On ne distingue pas très bien. De loin ce sont des vues lambda, tellement lambda qu’on les reconnaît ; leurs couleurs trop tendues et leurs sujets compassés dressent une image synthétique et immédiate, obstruant de leur évidence toute forme de regard. Une image où paissent des moments d’hivernage et qui fonctionne à la manière d’une paupière enfermant prosaïquement la fatigue derrière elle.

Cela reste pourtant vague. Tous ces endroits nous n’y avons jamais mis les pieds. De plus, les détails qui nous parviennent s’éloignent dès lors que l’on tente de s’en saisir. On s’approche, mais ce n’est rien, juste une trame en quadrichromie. Il y a, au premier plan, des fleurs, un banc sans personne, un plan d’eau. Puis en levant le regard, un vertige. Un précipice optique, tout est flou ; à deux doigts de la chute ces souvenirs construits par d’autres nous repoussent et font vaciller nos appuis. Dans la nuit bleue qui s’abat, rejeté au ras du sol, quelques brindilles s’ébouriffent. Elles tracent sous nos yeux de grands éclairs blancs figés au tungstène.

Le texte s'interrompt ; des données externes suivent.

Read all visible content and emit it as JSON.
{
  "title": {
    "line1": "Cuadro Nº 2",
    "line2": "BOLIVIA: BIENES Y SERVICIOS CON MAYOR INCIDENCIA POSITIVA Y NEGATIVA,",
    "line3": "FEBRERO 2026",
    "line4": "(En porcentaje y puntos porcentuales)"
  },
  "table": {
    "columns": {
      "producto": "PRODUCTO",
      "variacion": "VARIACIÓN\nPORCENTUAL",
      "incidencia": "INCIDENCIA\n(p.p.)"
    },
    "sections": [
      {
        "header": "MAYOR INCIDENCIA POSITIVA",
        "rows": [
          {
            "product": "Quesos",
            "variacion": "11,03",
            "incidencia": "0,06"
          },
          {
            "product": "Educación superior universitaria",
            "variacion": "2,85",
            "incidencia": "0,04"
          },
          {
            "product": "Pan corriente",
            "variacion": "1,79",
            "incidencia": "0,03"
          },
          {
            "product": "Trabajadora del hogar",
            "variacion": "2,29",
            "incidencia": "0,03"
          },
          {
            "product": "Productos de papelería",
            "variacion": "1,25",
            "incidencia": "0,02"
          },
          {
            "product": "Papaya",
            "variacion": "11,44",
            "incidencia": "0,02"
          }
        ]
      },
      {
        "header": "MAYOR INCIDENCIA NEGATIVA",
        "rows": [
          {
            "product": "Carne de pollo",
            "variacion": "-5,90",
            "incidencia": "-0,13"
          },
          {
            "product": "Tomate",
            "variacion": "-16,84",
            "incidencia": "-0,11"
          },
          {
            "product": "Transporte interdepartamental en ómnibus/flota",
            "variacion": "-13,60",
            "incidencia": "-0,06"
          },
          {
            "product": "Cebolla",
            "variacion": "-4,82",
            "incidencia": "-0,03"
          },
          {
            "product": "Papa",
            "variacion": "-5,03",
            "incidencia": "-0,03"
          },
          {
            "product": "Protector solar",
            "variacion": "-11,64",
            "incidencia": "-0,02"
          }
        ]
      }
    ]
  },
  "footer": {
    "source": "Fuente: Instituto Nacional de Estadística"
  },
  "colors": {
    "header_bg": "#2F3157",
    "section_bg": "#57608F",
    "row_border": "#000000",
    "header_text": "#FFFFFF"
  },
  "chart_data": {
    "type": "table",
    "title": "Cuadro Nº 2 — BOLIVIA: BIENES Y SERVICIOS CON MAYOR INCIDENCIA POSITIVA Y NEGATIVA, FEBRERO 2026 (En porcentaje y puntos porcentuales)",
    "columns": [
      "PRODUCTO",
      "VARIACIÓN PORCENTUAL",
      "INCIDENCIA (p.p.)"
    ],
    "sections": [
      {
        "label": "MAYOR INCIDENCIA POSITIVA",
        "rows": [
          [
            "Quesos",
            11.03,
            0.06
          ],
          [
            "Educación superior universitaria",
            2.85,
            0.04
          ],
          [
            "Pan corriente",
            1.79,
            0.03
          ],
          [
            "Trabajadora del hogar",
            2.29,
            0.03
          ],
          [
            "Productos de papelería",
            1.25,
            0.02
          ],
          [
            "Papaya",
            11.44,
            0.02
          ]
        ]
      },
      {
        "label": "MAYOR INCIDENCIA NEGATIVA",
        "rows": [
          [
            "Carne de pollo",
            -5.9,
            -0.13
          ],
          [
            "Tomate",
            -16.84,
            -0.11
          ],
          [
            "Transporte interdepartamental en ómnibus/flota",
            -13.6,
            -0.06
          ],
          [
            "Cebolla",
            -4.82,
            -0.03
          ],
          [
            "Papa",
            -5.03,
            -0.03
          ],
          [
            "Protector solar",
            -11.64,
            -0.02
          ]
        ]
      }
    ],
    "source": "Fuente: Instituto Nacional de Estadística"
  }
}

Allongés dans les gravillons d’où, il y a encore un instant, ne nous parvenait aucun bruit, notre nuque ressent à présent les formes irrégulières et pointues de ces petits rocs que les municipalités déversent uniformément au pied des plates-bandes. De là on sent le vent circuler entre les brins d’herbe et les fougères. Ces végétaux sont le seul spectacle pour les êtres inanimés qui ont eu le hasard de tomber en pleine carte postale. L’avantage est qu’ils sont verdoyants pour l’éternité même si notre vue, plombée par le vertige, se remplie d’un mercure profond et implacable. Il suffit d’imaginer, voire, de se laisser emporter par l’imagination puisque, solidement appuyée sur les documents officiels, l’histoire demande a être déroulée. La botanique des aires de ski et celle des stations balnéaire regorgent de possibilités. Seuls les pipis de chat peuvent venir fausser la donne, faisant d’une herbacée la cousine d’une mousse et de celle-ci un fond de soupe aux reflets cyan.